I decided to press on, though, and the next day he sat on the toilet for all of his business. I did not have to change one wet or smelly diaper all day, and when I realised this at bed-time I was almost teary-eyed with joy. Everything smelt fresh and clean, the skin wasn't flaking off my hands from excessive handwashing, and my child was once again destined for greatness. The whole smearing of photo albums was a small bump in the road to absolute perfection. My thoughts like this continued into the next day until I realised that Dash wanted to sit on the toilet to pass gas and nothing else. He was exceptionally gassy and so I spent a huge amount of time saying the Mommy Mantra to him in our tiny bathroom, with no real results except lots of wet, smelly diapers and a crick in my back from sitting on the edge of the tub.

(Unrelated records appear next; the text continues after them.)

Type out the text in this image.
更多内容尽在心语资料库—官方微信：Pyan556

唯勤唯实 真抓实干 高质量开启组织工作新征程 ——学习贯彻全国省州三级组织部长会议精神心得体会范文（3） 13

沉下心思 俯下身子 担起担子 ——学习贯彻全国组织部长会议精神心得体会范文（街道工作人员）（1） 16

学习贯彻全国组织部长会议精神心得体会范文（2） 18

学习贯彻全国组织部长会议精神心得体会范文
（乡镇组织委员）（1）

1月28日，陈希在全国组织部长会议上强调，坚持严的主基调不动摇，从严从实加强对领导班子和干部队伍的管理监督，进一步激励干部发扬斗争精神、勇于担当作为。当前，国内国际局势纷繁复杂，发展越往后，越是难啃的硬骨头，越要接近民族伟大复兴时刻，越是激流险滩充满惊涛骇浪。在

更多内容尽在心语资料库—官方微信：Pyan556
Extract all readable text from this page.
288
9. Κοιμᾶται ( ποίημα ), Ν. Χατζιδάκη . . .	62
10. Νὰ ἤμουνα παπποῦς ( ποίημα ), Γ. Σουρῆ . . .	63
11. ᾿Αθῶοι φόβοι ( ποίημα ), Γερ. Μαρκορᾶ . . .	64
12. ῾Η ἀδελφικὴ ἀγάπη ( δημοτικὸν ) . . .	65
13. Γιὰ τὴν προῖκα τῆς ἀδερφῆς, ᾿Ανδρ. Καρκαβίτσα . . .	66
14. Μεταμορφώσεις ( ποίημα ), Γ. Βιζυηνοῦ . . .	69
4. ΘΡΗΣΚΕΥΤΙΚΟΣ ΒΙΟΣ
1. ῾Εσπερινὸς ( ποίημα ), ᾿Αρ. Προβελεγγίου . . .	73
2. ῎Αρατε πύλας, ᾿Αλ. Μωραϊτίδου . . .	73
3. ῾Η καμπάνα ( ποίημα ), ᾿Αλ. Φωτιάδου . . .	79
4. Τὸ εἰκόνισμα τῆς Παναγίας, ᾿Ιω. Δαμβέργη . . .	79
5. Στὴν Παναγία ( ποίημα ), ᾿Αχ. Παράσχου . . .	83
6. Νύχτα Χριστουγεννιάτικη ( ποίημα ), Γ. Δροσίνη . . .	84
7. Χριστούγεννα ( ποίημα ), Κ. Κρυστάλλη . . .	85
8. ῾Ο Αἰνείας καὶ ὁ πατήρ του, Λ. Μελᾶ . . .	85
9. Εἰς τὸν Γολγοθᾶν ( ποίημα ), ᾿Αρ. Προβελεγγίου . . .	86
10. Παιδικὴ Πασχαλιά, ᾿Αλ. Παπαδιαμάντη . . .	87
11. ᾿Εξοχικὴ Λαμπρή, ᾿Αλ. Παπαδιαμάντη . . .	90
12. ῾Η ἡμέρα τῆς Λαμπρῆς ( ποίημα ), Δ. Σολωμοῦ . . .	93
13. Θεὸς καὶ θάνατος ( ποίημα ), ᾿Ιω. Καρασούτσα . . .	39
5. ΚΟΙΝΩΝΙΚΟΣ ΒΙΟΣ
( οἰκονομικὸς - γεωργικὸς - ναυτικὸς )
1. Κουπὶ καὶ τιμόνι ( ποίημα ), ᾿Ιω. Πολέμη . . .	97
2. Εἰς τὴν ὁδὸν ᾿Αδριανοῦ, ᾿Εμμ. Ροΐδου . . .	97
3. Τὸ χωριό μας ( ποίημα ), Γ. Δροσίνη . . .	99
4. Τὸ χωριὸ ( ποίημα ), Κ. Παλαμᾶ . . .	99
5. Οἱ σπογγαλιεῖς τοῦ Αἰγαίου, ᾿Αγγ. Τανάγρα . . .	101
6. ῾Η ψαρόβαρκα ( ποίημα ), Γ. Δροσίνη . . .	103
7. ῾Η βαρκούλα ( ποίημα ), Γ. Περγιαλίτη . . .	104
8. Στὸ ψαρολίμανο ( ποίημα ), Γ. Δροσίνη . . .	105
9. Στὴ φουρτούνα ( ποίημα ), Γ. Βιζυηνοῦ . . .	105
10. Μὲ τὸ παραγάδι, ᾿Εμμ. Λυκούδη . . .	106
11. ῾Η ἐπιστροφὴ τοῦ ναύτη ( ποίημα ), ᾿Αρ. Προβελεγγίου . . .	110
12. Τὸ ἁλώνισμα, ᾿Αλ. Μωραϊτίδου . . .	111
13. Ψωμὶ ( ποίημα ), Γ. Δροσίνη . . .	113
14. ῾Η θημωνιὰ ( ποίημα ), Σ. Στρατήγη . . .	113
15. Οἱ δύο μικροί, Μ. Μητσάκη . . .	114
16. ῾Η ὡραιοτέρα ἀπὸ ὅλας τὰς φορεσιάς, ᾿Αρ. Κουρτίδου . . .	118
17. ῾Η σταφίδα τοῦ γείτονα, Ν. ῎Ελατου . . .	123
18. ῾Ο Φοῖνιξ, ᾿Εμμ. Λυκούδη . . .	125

I wanted to quit. I feared that my brain would become atrophied from lack of use because of sitting in our bathroom for years on end with a gassy little boy. So we called it quits until four months later, when he suddenly became toilet trained in two days and, except for an accident about once a month, we haven't had a problem since. He has added to the flushing ceremony and now blows kisses at the swirling contents of our toilet, while calling "Bye, Bye!", which is more than his Grandparents get sometimes.
What did I learn from this? That the possibility, just the hazy possibility, of never changing another dirty diaper again until you have Grandkids is enough to keep a reasonably normal, intelligent woman trapped in a tiny bathroom for hours on end and still think it's worth it. I am a woman, after all. My instinct is to run away from poop and poop stories. That's why women do the potty training, though men talk about it. We are trying to escape poop. Instinct. And anyway, you can always send the Grandkids home for changing.